Jury: Android Does Not Infringe Oracle Patents

Lee Rannals for RedOrbit.com

A California jury determined on Wednesday that Google's Android mobile platform does not infringe Oracle's patents.

The decision ends a high-stakes battle fought over the smartphone technology regarding the Android operating system having similarities to Oracle's Javascript.

The jury was unable to unanimously agree on the copyright allegations, which effectively is placing an indefinite hold on Oracle's allegations being upheld.

The jury found earlier that Oracle had proven copyright infringement for parts of Java, but the body of peers could not agree on whether Google could fairly use that material.

Oracle sued the Internet search giant in August 2010, claiming that Android infringed on its intellectual property rights to the programming language.  Google said that it did not violate the patents, and that Oracle cannot copyright certain parts of Java.

Oracle was seeking about $1 billion in copyright damages for Google's use of the copyrighted coding in Android, which is the world's most popular smartphone software.

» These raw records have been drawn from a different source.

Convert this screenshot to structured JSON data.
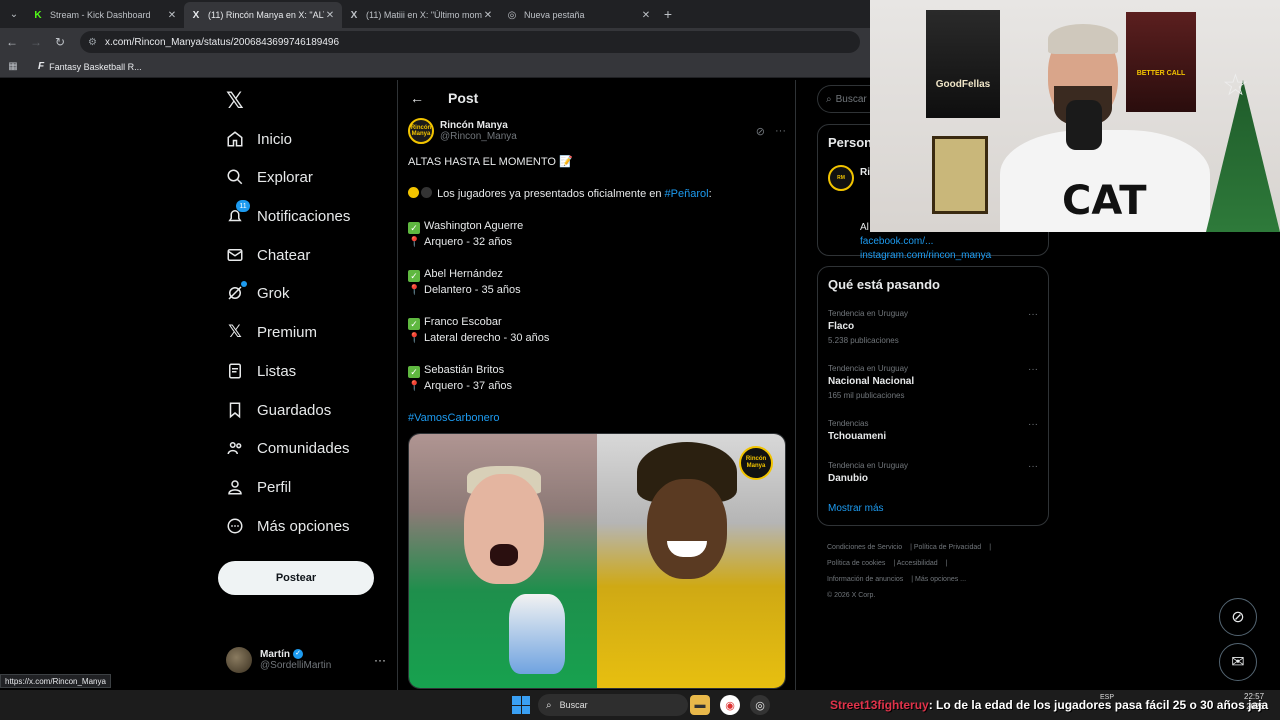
{
  "browser": {
    "tabs": [
      {
        "title": "Stream - Kick Dashboard",
        "favicon": "K",
        "active": false
      },
      {
        "title": "(11) Rincón Manya en X: \"ALTAS",
        "favicon": "X",
        "active": true
      },
      {
        "title": "(11) Matiii en X: \"Último mom",
        "favicon": "X",
        "active": false
      },
      {
        "title": "Nueva pestaña",
        "favicon": "◎",
        "active": false
      }
    ],
    "url": "x.com/Rincon_Manya/status/2006843699746189496",
    "bookmark": "Fantasy Basketball R...",
    "status_link": "https://x.com/Rincon_Manya"
  },
  "nav": {
    "items": [
      {
        "label": "Inicio",
        "icon": "home-icon"
      },
      {
        "label": "Explorar",
        "icon": "search-icon"
      },
      {
        "label": "Notificaciones",
        "icon": "bell-icon",
        "badge": "11"
      },
      {
        "label": "Chatear",
        "icon": "mail-icon"
      },
      {
        "label": "Grok",
        "icon": "grok-icon"
      },
      {
        "label": "Premium",
        "icon": "x-icon"
      },
      {
        "label": "Listas",
        "icon": "list-icon"
      },
      {
        "label": "Guardados",
        "icon": "bookmark-icon"
      },
      {
        "label": "Comunidades",
        "icon": "people-icon"
      },
      {
        "label": "Perfil",
        "icon": "user-icon"
      },
      {
        "label": "Más opciones",
        "icon": "more-circle-icon"
      }
    ],
    "post_button": "Postear",
    "user": {
      "name": "Martín",
      "handle": "@SordelliMartin"
    }
  },
  "post": {
    "header": "Post",
    "author": {
      "name": "Rincón Manya",
      "handle": "@Rincon_Manya",
      "avatar_text": "Rincón Manya"
    },
    "title_line": "ALTAS HASTA EL MOMENTO 📝",
    "intro": "Los jugadores ya presentados oficialmente en ",
    "intro_tag": "#Peñarol",
    "intro_end": ":",
    "players": [
      {
        "name": "Washington Aguerre",
        "detail": "Arquero - 32 años"
      },
      {
        "name": "Abel Hernández",
        "detail": "Delantero - 35 años"
      },
      {
        "name": "Franco Escobar",
        "detail": "Lateral derecho - 30 años"
      },
      {
        "name": "Sebastián Britos",
        "detail": "Arquero - 37 años"
      }
    ],
    "hashtag": "#VamosCarbonero",
    "media_badge": "Rincón Manya"
  },
  "sidebar": {
    "search_placeholder": "Buscar",
    "who_title": "Person",
    "who_name": "Rin",
    "who_links": [
      "Al",
      "facebook.com/...",
      "instagram.com/rincon_manya"
    ],
    "trends_title": "Qué está pasando",
    "trends": [
      {
        "category": "Tendencia en Uruguay",
        "name": "Flaco",
        "count": "5.238 publicaciones"
      },
      {
        "category": "Tendencia en Uruguay",
        "name": "Nacional Nacional",
        "count": "165 mil publicaciones"
      },
      {
        "category": "Tendencias",
        "name": "Tchouameni",
        "count": ""
      },
      {
        "category": "Tendencia en Uruguay",
        "name": "Danubio",
        "count": ""
      }
    ],
    "show_more": "Mostrar más",
    "footer": [
      "Condiciones de Servicio",
      "Política de Privacidad",
      "Política de cookies",
      "Accesibilidad",
      "Información de anuncios",
      "Más opciones ...",
      "© 2026 X Corp."
    ]
  },
  "webcam": {
    "poster1": "GoodFellas",
    "poster2": "BETTER CALL",
    "shirt_logo": "CAT"
  },
  "taskbar": {
    "search": "Buscar",
    "chat_user": "Street13fighteruy",
    "chat_message": ": Lo de la edad de los jugadores pasa fácil 25 o 30 años jaja",
    "lang": "ESP",
    "time": "22:57",
    "date": "2026"
  }
}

According to a joint court filing, Google offered to pay Oracle about $2.8 million in damages on the two patents remaining in the case.

Google proposed paying Oracle 0.5 percent of Android revenue on one patent until it expires this December, and a 0.015 percent on a second patent until it expires in April 2018.

U.S. District Judge William Alsup showed during the trial that Android generated about $97.7 million in revenue during the first quarter of 2010.

The jury did conclude that Google infringed on 37 copyrighted application programming interfaces (APIs), but it also agreed that Google demonstrated that it was led to believe it did not need a license for using Java.

During the trial, both Oracle chief executive Larry Ellison and Google chief executive Larry Page took a stand in May, while Android chief Andy Rubin and former Sun Microsystems chief executive Jonathan Schwartz also gave a testimony in recent weeks.